Spring ecosystem integration : Spring Security (native) > Apache Shiro (good) > Sa‑Token (good).

Performance overhead : Spring Security (higher) > Apache Shiro (moderate) > Sa‑Token (lowest).

Community activity : Spring Security (very active) > Apache Shiro (moderate) > Sa‑Token (growing).

Choosing the Right Framework

Consider the following typical scenarios:

Large enterprise applications with complex security requirements (OAuth2, SAML, fine‑grained method security) : choose Spring Security .

Mid‑size internal systems, non‑Spring stacks, or projects that need a simple yet powerful permission model : choose Apache Shiro .

Startups, MVPs, or micro‑services where speed of development and minimal configuration are critical : choose Sa‑Token .
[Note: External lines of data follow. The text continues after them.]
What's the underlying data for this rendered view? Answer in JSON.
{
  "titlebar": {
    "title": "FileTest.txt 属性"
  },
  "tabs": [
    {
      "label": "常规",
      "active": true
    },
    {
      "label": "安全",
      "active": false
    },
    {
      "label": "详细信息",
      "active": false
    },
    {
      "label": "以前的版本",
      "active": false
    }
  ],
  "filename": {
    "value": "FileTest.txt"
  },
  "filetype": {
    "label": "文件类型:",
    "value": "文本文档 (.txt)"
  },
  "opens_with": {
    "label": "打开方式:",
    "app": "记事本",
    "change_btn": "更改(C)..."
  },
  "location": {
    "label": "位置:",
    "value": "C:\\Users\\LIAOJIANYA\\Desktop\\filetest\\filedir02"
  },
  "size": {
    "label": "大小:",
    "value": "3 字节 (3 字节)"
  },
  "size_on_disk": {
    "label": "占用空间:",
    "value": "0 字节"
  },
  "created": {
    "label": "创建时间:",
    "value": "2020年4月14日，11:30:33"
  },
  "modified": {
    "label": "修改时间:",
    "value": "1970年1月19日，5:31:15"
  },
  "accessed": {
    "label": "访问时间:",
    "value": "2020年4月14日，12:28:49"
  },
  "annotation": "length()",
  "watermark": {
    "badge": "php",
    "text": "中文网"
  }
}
If a project outgrows its initial choice, adopt a gradual migration strategy: keep the existing framework for stable modules, introduce a new one for new modules, and abstract security operations behind a common interface (e.g., SecurityService) so that the underlying implementation can be swapped without touching business code.

Conclusion

Spring Security is the heavyweight, enterprise‑grade option with the richest feature set but a steep learning curve. Apache Shiro offers a balanced, lightweight alternative that works well for many mid‑size applications. Sa‑Token provides the fastest path to a functional permission system, ideal for rapid prototyping and small‑to‑medium projects. The optimal choice depends on project size, team expertise and the specific security features required.